Durante a reabilitação com coroa total em um dente tratado endodonticamente, se a restauração é cimentada em uma preparação com efeito férula ideal, a coroa e a raiz funcionam como uma unidade integrada e as forças oclusais são transmitidas de maneira fisiologicamente normal para o periodonto. A área do dente que corresponde ao efeito férula localiza-se na:
- A)metade do comprimento do retentor intrarradicular;
Errada, porque o efeito férula não fica no retentor intrarradicular nem em sua extensão, e sim na estrutura dentária remanescente ao redor da coroa.

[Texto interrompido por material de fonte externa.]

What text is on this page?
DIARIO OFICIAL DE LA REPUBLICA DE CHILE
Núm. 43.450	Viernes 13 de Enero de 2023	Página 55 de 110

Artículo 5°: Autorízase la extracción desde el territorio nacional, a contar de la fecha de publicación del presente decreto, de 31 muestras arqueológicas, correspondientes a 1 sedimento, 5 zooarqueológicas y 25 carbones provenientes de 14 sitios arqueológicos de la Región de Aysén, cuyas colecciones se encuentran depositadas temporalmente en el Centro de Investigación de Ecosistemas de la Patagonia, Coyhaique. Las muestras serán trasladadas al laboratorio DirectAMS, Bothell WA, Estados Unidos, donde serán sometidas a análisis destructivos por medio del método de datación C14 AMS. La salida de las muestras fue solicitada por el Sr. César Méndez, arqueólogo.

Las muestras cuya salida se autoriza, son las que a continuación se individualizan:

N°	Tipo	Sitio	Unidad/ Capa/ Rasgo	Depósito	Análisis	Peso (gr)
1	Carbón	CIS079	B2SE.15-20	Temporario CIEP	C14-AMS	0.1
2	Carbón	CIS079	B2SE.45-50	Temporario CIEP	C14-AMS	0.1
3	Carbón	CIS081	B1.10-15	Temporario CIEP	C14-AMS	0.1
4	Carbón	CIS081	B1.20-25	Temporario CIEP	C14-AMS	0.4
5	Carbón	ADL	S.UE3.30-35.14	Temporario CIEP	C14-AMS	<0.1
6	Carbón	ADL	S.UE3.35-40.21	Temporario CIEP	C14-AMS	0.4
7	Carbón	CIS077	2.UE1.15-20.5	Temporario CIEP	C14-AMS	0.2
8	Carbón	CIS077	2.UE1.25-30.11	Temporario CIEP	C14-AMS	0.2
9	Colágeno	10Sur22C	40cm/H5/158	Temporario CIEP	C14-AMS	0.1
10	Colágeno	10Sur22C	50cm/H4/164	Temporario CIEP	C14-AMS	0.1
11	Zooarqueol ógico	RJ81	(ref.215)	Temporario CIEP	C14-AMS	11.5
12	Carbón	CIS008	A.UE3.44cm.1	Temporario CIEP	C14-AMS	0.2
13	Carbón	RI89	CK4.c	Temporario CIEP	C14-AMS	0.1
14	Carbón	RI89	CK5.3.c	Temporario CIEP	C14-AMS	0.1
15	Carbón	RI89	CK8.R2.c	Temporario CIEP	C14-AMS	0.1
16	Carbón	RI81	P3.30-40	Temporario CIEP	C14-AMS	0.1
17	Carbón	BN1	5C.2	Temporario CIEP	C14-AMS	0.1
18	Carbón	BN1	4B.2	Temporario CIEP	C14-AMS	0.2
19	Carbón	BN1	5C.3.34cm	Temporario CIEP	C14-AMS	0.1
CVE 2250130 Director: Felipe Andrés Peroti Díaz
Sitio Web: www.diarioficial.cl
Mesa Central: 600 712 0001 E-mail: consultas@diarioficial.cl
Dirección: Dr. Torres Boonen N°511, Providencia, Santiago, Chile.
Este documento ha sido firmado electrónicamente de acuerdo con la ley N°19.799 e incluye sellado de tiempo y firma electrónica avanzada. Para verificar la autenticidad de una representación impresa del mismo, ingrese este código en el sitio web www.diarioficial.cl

- B)interface entre o retentor intrarradicular e as paredes do canal;
Errada, porque essa descrição corresponde à relação entre pino e paredes do canal, o que não define férula.
- C)superfície interna da restauração coronária após adesão ao retentor intrarradicular;
Errada, porque isso descreve a adaptação da restauração ao retentor, e não a faixa de dente hígido envolvida pela coroa.
- D)estrutura dentária hígida remanescente envolvida pela porção cervical da restauração coronária;
Certa, porque o efeito férula é a porção de estrutura dentária hígida remanescente circundada pela margem cervical da restauração.
- E)dentina radicular da região de furca, que é envolvida pela porção cervical da restauração coronária.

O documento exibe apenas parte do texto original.